My other question is if I use the standard that is dissolved in dmso instead of the gas cylinder, would I inject it in the liquid state, or would I treat it like a sample and put it in a headspace voa, heat it, and then inject it. If I were to put it into a voa, how much would I put into the voa? I believe that I would want the injection amount to stay the same as with a sample, but im not sure what the ppm of standard would be once placed in the voa.

Am I making any sense at all?
This is tricky business. You're mixing your units and your sampling modes. When you calibrate with a gas standard, analysis of the gas above a condensed-phase sample in the vial will only tell you what the concentration of your analytes are in the gas above that condensed-phase sample. Not how much is in the sample. If you want to know how much is in the sample, you need to add the analytes to the sample, allow them to partition out of that sample at your sample-incubation temperature, then analyze the headspace above the sample.

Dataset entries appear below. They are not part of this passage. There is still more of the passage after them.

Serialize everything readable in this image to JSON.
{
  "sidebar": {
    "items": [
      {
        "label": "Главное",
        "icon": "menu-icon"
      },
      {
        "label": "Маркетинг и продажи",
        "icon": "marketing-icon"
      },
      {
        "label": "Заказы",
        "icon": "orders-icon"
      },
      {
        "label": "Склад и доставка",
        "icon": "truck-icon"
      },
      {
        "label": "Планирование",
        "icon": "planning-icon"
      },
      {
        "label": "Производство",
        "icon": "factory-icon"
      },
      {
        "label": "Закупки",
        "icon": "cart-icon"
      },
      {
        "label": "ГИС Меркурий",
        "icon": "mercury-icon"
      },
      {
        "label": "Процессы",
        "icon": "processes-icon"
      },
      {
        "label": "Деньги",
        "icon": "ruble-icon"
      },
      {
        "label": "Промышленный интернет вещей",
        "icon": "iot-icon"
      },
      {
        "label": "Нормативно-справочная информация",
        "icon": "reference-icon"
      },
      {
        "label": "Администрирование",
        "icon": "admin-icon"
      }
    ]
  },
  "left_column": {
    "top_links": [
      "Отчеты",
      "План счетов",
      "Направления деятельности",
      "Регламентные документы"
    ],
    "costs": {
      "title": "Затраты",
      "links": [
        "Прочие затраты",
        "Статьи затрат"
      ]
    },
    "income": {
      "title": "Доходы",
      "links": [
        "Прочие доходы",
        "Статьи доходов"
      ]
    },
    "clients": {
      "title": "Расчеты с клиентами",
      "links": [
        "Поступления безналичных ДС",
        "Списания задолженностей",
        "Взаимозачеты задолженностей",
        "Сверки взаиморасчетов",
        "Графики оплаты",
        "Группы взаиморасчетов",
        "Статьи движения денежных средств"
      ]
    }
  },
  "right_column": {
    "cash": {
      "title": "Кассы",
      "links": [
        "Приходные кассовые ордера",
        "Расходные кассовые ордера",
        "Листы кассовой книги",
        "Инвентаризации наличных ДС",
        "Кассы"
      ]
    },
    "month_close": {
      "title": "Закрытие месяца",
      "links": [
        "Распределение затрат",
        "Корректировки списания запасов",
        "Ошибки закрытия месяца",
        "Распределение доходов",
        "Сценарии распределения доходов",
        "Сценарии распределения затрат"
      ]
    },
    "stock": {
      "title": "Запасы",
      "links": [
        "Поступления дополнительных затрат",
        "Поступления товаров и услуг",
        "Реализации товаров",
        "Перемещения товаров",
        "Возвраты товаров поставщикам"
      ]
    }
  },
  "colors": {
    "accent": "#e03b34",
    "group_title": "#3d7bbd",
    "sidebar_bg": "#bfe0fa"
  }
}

To use a gas standard in this mode to determine the analytes in the sample, you need to make sure that you get exhaustive extraction of the analytes from the sample. You might take a look at literature that describes a technique called "multiple-headspace extraction". That can help you get an estimate of how much of your analytes are in the sample.

Are your extracts that you're putting in your vials liquids? You can perhaps use your liquid standard and the "method of standard addition" to determine your response factors. If they're homogeneous liquids, you will likely have good success. If not, it might be a bit more problematic (solids in the sample can act as sorbents and you may not get good recoveries of your added analytes).

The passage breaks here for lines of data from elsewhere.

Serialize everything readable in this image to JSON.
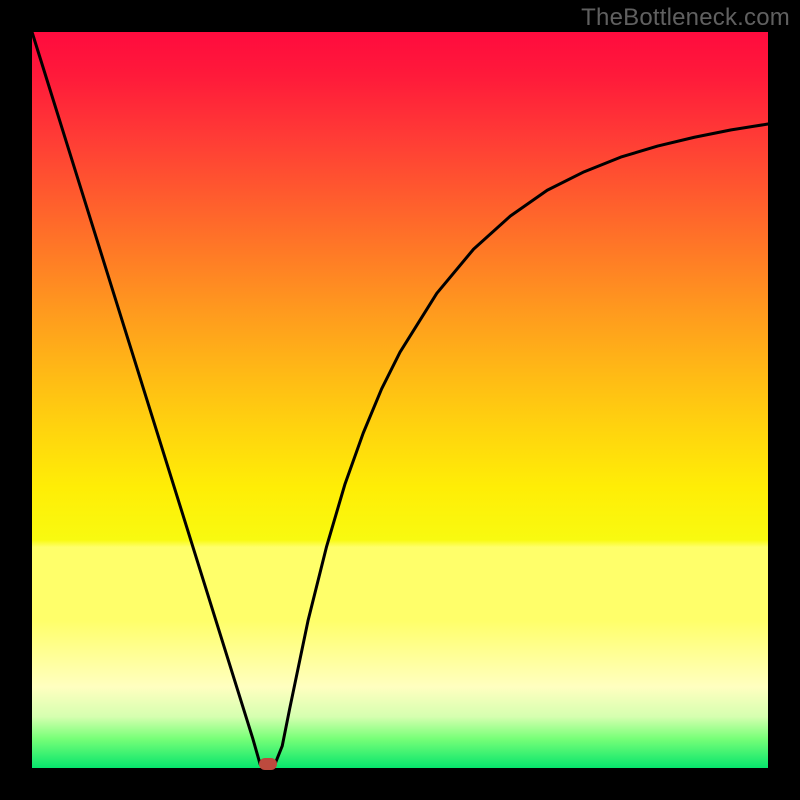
{
  "watermark": "TheBottleneck.com",
  "colors": {
    "frame": "#000000",
    "curve_stroke": "#000000",
    "marker": "#bd4a3e",
    "gradient_top": "#ff0b3e",
    "gradient_bottom": "#06e56c"
  },
  "chart_data": {
    "type": "line",
    "title": "",
    "xlabel": "",
    "ylabel": "",
    "xlim": [
      0,
      100
    ],
    "ylim": [
      0,
      100
    ],
    "x": [
      0,
      2.5,
      5,
      7.5,
      10,
      12.5,
      15,
      17.5,
      20,
      22.5,
      25,
      27.5,
      30,
      31,
      32,
      33,
      34,
      35,
      37.5,
      40,
      42.5,
      45,
      47.5,
      50,
      55,
      60,
      65,
      70,
      75,
      80,
      85,
      90,
      95,
      100
    ],
    "y": [
      100,
      92,
      84,
      76,
      68,
      60,
      52,
      44,
      36,
      28,
      20,
      12,
      4,
      0.5,
      0,
      0.5,
      3,
      8,
      20,
      30,
      38.5,
      45.5,
      51.5,
      56.5,
      64.5,
      70.5,
      75,
      78.5,
      81,
      83,
      84.5,
      85.7,
      86.7,
      87.5
    ],
    "min_point": {
      "x": 32,
      "y": 0
    },
    "marker": {
      "x": 32,
      "y": 0.5
    }
  }
}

You just need to be very careful how you interpret the data obtained by merely analyzing the gas above a condensed phase sample when you're calibrating with a gas-phase standard.

Additionally, it is very important to understand that gas-phase "ppm" is not the same as condensed phase "ppm". Gas phase ppm comes from the ideal gas law. You can think of it as µL analyte/L of ideal gas or µmole analyte/mole ideal gas. The ratios are the same because of the gas law. Personally, I like µmole/mole because I can use that to convert from that to a mass. Condensed phase "ppm" is relating a mass of analyte to a mass of condensed phase (µg/g). Many of us use µg/mL as ppm but it's strictly true when 1 mL of the solvent = 1 g of the solvent (e.g., water).
The extracts are a liquid and when incubated essentially go completely into the gas phase. The solution is etoh based, and Im wanting to verify that it does not contain any of the solvents that are in my liquid standard.

Would standard addition of the smso standard be the best way to test the unknown sample, or could I put the liquid sample into a voa and incubate it and inject the headspace in the same manner as the unknown sample. If so would I use the same calculation as the one above to determine the concentration of each solvent in the standard based on the weight of standard added to the voa?
Dissolve some of you DMSO standard in clean ethanol and run it through your proposed sampling procedure. If the amount you recover compares favorably to the amount in the gas standard, then you know that you are completely vaporizing the sample in your preparation.

If that checks out, and if you treat your samples the same way and compare that to your gas-phase standard, you should be able to relate your gas-phase ppm (µmole/mole) to a condensed-phase ppm (µg/g) if you know the mass of sample to start and the molecular weight of the analyte in question.

Take butane for an example. Say you measure 450 ppm butane in the gas phase and you started with 62 mg of sample (0.5 mL injection at atmospheric pressure and 20 °C lab temperature, sample is in a 20 mL headspace vial).

PV/RT = (1 atm)(0.02 L)/(0.0821)/(273.15 + 20) = 8.3 x 10^-4 mole

450 µmole butane/mole gas x 8.3 x 10^-4 mole gas x 58 µg Butane/µmole x 1/0.062 g = 349 µg/g

The key will be to demonstrate that indeed you are vaporizing all of the sample in the headspace vial.